1

I am attempting to create a Plugin with a single shortcode that takes a param to identify which field to grab from my JSON API response.

The API returns multiple values, which I am attempting to be able to break out. For example:

[user_link type="url"]

would expose just the url, while

[user_link type="user_name"]

would expose just the name.

All of this should only hit the API once, not twice.

I attempted to set it my plugin file to look like this:

$api_response = null;

function get_user_info($type) {
  if($api_response === null) {
     ... make api reqest
     $api_response = api request data;
     return $api_response[$type];
  } else {
    return $api_response[$type];
  }
} 
add_shortcode( "user_link", "get_user_info" );

This still results in multiple API requests, one per shortcode I add. I believe this is happening for one of two reasons. Either the variable $api_response is getting cleared, or the shortcodes all run at the same time, and the variable is not set by the time the next one runs.

Is my approach here completely off? Is there a way to accomplish this? I am attempting to expose each piece of data separately to give the end user the ability to display and style the data as they would like.

7
  • My suggestion would be to periodically query your API automatically, maybe with a cron, store the response, and then have your shortcode retrieve the appropriate value from your stored copy of the response. Jun 26 '19 at 1:11
  • @JacobPeattie Thank you for your quick response. Unfortunately, this needs to run at page load, and the response is per user which passes a cookie to the server to get send back data specific to that user.
    – Connor
    Jun 26 '19 at 1:14
  • 1
    @Connor, how about using using the transients API?
    – Sally CJ
    Jun 26 '19 at 1:42
  • 1
    You do know that in PHP, variables are local unless declared global?

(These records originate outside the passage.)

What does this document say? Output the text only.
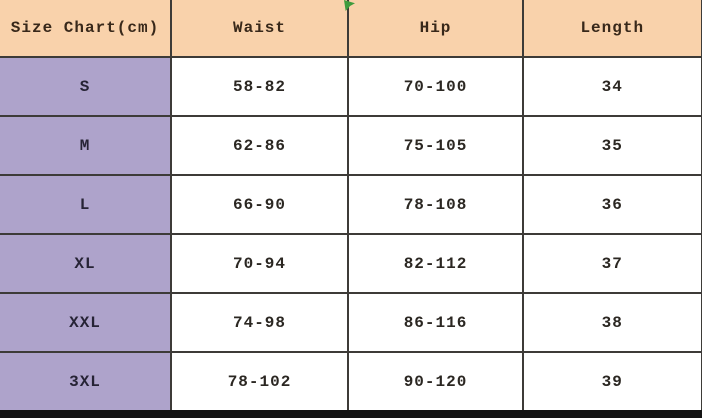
Size Chart(cm)	Waist	Hip	Length
S	58-82	70-100	34
M	62-86	75-105	35
L	66-90	78-108	36
XL	70-94	82-112	37
XXL	74-98	86-116	38
3XL	78-102	90-120	39
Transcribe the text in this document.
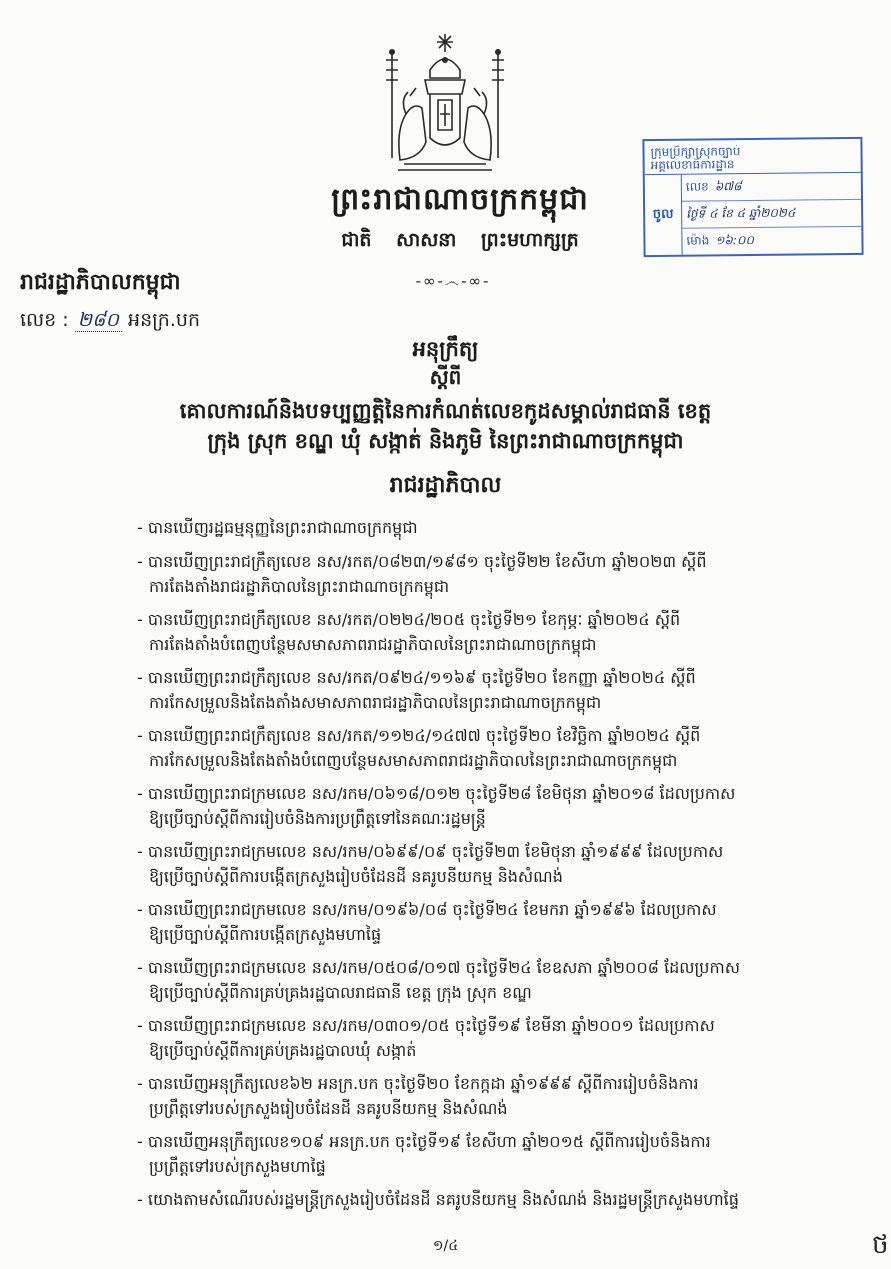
ក្រុមប្រឹក្សាស្រុកច្បាប់
អគ្គលេខាធិការដ្ឋាន
ចូល
លេខ ៦៧៨
ថ្ងៃទី ៤ ខែ ៤ ឆ្នាំ២០២៤
ម៉ោង ១៦:០០
ព្រះរាជាណាចក្រកម្ពុជា
ជាតិ សាសនា ព្រះមហាក្សត្រ
-∞-෴-∞-
រាជរដ្ឋាភិបាលកម្ពុជា
លេខ : ២៨០ អនក្រ.បក
អនុក្រឹត្យ
ស្ដីពី
គោលការណ៍និងបទប្បញ្ញត្តិនៃការកំណត់លេខកូដសម្គាល់រាជធានី ខេត្ត
ក្រុង ស្រុក ខណ្ឌ ឃុំ សង្កាត់ និងភូមិ នៃព្រះរាជាណាចក្រកម្ពុជា
រាជរដ្ឋាភិបាល
- បានឃើញរដ្ឋធម្មនុញ្ញនៃព្រះរាជាណាចក្រកម្ពុជា
- បានឃើញព្រះរាជក្រឹត្យលេខ នស/រកត/០៨២៣/១៩៨១ ចុះថ្ងៃទី២២ ខែសីហា ឆ្នាំ២០២៣ ស្ដីពី
ការតែងតាំងរាជរដ្ឋាភិបាលនៃព្រះរាជាណាចក្រកម្ពុជា
- បានឃើញព្រះរាជក្រឹត្យលេខ នស/រកត/០២២៤/២០៥ ចុះថ្ងៃទី២១ ខែកុម្ភៈ ឆ្នាំ២០២៤ ស្ដីពី
ការតែងតាំងបំពេញបន្ថែមសមាសភាពរាជរដ្ឋាភិបាលនៃព្រះរាជាណាចក្រកម្ពុជា
- បានឃើញព្រះរាជក្រឹត្យលេខ នស/រកត/០៩២៤/១១៦៩ ចុះថ្ងៃទី២០ ខែកញ្ញា ឆ្នាំ២០២៤ ស្ដីពី
ការកែសម្រួលនិងតែងតាំងសមាសភាពរាជរដ្ឋាភិបាលនៃព្រះរាជាណាចក្រកម្ពុជា
- បានឃើញព្រះរាជក្រឹត្យលេខ នស/រកត/១១២៤/១៤៧៧ ចុះថ្ងៃទី២០ ខែវិច្ឆិកា ឆ្នាំ២០២៤ ស្ដីពី
ការកែសម្រួលនិងតែងតាំងបំពេញបន្ថែមសមាសភាពរាជរដ្ឋាភិបាលនៃព្រះរាជាណាចក្រកម្ពុជា
- បានឃើញព្រះរាជក្រមលេខ នស/រកម/០៦១៨/០១២ ចុះថ្ងៃទី២៨ ខែមិថុនា ឆ្នាំ២០១៨ ដែលប្រកាស
ឱ្យប្រើច្បាប់ស្ដីពីការរៀបចំនិងការប្រព្រឹត្តទៅនៃគណៈរដ្ឋមន្ត្រី
- បានឃើញព្រះរាជក្រមលេខ នស/រកម/០៦៩៩/០៩ ចុះថ្ងៃទី២៣ ខែមិថុនា ឆ្នាំ១៩៩៩ ដែលប្រកាស
ឱ្យប្រើច្បាប់ស្ដីពីការបង្កើតក្រសួងរៀបចំដែនដី នគរូបនីយកម្ម និងសំណង់
- បានឃើញព្រះរាជក្រមលេខ នស/រកម/០១៩៦/០៨ ចុះថ្ងៃទី២៤ ខែមករា ឆ្នាំ១៩៩៦ ដែលប្រកាស
ឱ្យប្រើច្បាប់ស្ដីពីការបង្កើតក្រសួងមហាផ្ទៃ
- បានឃើញព្រះរាជក្រមលេខ នស/រកម/០៥០៨/០១៧ ចុះថ្ងៃទី២៤ ខែឧសភា ឆ្នាំ២០០៨ ដែលប្រកាស
ឱ្យប្រើច្បាប់ស្ដីពីការគ្រប់គ្រងរដ្ឋបាលរាជធានី ខេត្ត ក្រុង ស្រុក ខណ្ឌ
- បានឃើញព្រះរាជក្រមលេខ នស/រកម/០៣០១/០៥ ចុះថ្ងៃទី១៩ ខែមីនា ឆ្នាំ២០០១ ដែលប្រកាស
ឱ្យប្រើច្បាប់ស្ដីពីការគ្រប់គ្រងរដ្ឋបាលឃុំ សង្កាត់
- បានឃើញអនុក្រឹត្យលេខ៦២ អនក្រ.បក ចុះថ្ងៃទី២០ ខែកក្កដា ឆ្នាំ១៩៩៩ ស្ដីពីការរៀបចំនិងការ
ប្រព្រឹត្តទៅរបស់ក្រសួងរៀបចំដែនដី នគរូបនីយកម្ម និងសំណង់
- បានឃើញអនុក្រឹត្យលេខ១០៩ អនក្រ.បក ចុះថ្ងៃទី១៩ ខែសីហា ឆ្នាំ២០១៥ ស្ដីពីការរៀបចំនិងការ
ប្រព្រឹត្តទៅរបស់ក្រសួងមហាផ្ទៃ
- យោងតាមសំណើរបស់រដ្ឋមន្ត្រីក្រសួងរៀបចំដែនដី នគរូបនីយកម្ម និងសំណង់ និងរដ្ឋមន្ត្រីក្រសួងមហាផ្ទៃ
១/៤	ថ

Jun 26 '19 at 2:46
  • 1
    And sorry, I think I misunderstood something when I suggested the transients API - I thought the data needs to be temporarily persistent (across different page loads) - and if it doesn't need to (or persistent only on the same page load), you can use the WordPress Object Cache instead of transients, which as you said, might be overkill for what you're trying to do.
    – Sally CJ
    Jun 26 '19 at 3:40
0

The issue here is variable scoping. You're trying to access a global variable locally.

// Global scope.
$api_response = null;

function get_user_info( $type ) {
    // Local scope.    

    if ( $api_response === null ) {
        // make api reqest.
        // $api_response = api request data;
        return $api_response[ $type ];
    } else {
        return $api_response[ $type ];
    }
}
add_shortcode( 'user_link', 'get_user_info' );

Add global $api_response to the top of your function would solve your issue, however using global variables is generally frowned upon and you should consider another solution like transients (as mentioned in the comments).

An example of how to add transients to your function would be:

function get_user_info( $type ) {
    $user_id      = get_current_user_id();
    $api_response = get_transient( "prefix_api_response_$user_id" );

    if ( ! $api_response ) {
        // make api request.
        $api_response = api_request_data();

        // Save response for 1 day.
        set_transient( "prefix_api_response_$user_id", $api_response, DAY_IN_SECONDS );
    }

    return $api_response[ $type ];
}
2
  • Utilizing the transient API indeed got me to what I needed to get to. Thank you for your help. Regarding variable scoping, does declaring $api_response = null; at the top of the file not make the variable accessible to the whole file? I tried global $api_response = null;, but that produced a syntax error until I took the null out. At any rate, I was unable to get that going. Can you not scope a variable just to the single file you are working in?
    – Connor
    Jun 27 '19 at 12:32
  • The global statement just tells the script where to look for that variable. Any value assignment must happen after that. You can't scope a variable to a file. If you assign it outside a function it's global and can be accessed anywhere in the script thereafter. I think OOP would be perfect for this problem. You could create a singleton class to handle this.